The Altair Community is migrating to a new platform to provide a better experience for you. In preparation for the migration, the Altair Community is on read-only mode from October 28 - November 6, 2024. Technical support via cases will continue to work as is. For any urgent requests from Students/Faculty members, please submit the form linked here

Converting text file containing articles into solr index json format

VickyVicky Member Posts: 3 Learner I
edited November 2019 in Help
Hi Folks,
I'm creating a chatbot to retrieve content from an article. I have about 10 text files. When I tried using solr, it's accepting json/xml with key/value pair format in it.
How do I convert the text to this format?

Please help.

Answers

  • sgenzersgenzer Administrator, Moderator, Employee-RapidMiner, RapidMiner Certified Analyst, Community Manager, Member, University Professor, PM Moderator Posts: 2,959 Community Manager
    hi @Vicky yes that can be done pretty easily. Do you have the JSON format / sample JSON that Solr is looking for?
  • VickyVicky Member Posts: 3 Learner I
    I don't have one. It's a general blog article collection. Wondering how that can be converted.

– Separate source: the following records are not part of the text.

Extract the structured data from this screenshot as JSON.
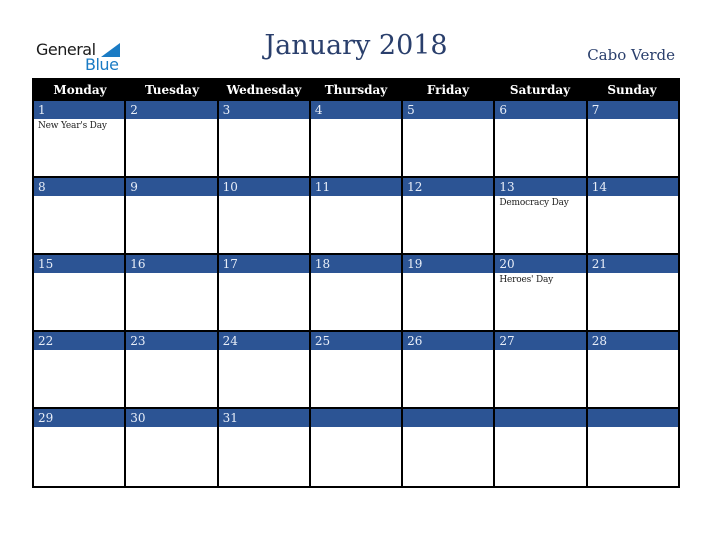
{
  "logo": {
    "line1": "General",
    "line2": "Blue"
  },
  "header": {
    "title": "January 2018",
    "country": "Cabo Verde"
  },
  "colors": {
    "accent": "#2c5494",
    "header_bg": "#000000",
    "title": "#2a3f6c",
    "logo_blue": "#1a7bc4"
  },
  "weekdays": [
    "Monday",
    "Tuesday",
    "Wednesday",
    "Thursday",
    "Friday",
    "Saturday",
    "Sunday"
  ],
  "weeks": [
    [
      {
        "day": "1",
        "event": "New Year's Day"
      },
      {
        "day": "2",
        "event": ""
      },
      {
        "day": "3",
        "event": ""
      },
      {
        "day": "4",
        "event": ""
      },
      {
        "day": "5",
        "event": ""
      },
      {
        "day": "6",
        "event": ""
      },
      {
        "day": "7",
        "event": ""
      }
    ],
    [
      {
        "day": "8",
        "event": ""
      },
      {
        "day": "9",
        "event": ""
      },
      {
        "day": "10",
        "event": ""
      },
      {
        "day": "11",
        "event": ""
      },
      {
        "day": "12",
        "event": ""
      },
      {
        "day": "13",
        "event": "Democracy Day"
      },
      {
        "day": "14",
        "event": ""
      }
    ],
    [
      {
        "day": "15",
        "event": ""
      },
      {
        "day": "16",
        "event": ""
      },
      {
        "day": "17",
        "event": ""
      },
      {
        "day": "18",
        "event": ""
      },
      {
        "day": "19",
        "event": ""
      },
      {
        "day": "20",
        "event": "Heroes' Day"
      },
      {
        "day": "21",
        "event": ""
      }
    ],
    [
      {
        "day": "22",
        "event": ""
      },
      {
        "day": "23",
        "event": ""
      },
      {
        "day": "24",
        "event": ""
      },
      {
        "day": "25",
        "event": ""
      },
      {
        "day": "26",
        "event": ""
      },
      {
        "day": "27",
        "event": ""
      },
      {
        "day": "28",
        "event": ""
      }
    ],
    [
      {
        "day": "29",
        "event": ""
      },
      {
        "day": "30",
        "event": ""
      },
      {
        "day": "31",
        "event": ""
      },
      {
        "day": "",
        "event": ""
      },
      {
        "day": "",
        "event": ""
      },
      {
        "day": "",
        "event": ""
      },
      {
        "day": "",
        "event": ""
      }
    ]
  ]
}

    One sample I see in solr example is 

    [
      {
        "id" : "978-0641723445",
        "cat" : ["book","hardcover"],
        "name" : "The Lightning Thief",
        "author" : "Rick Riordan",
        "series_t" : "Percy Jackson and the Olympians",
        "sequence_i" : 1,
        "genre_s" : "fantasy",
        "inStock" : true,
        "price" : 12.50,
        "pages_i" : 384
      }
  • sgenzersgenzer Administrator, Moderator, Employee-RapidMiner, RapidMiner Certified Analyst, Community Manager, Member, University Professor, PM Moderator Posts: 2,959 Community Manager
    yep so you just build it. Let me see if I can build this example for you so you can see...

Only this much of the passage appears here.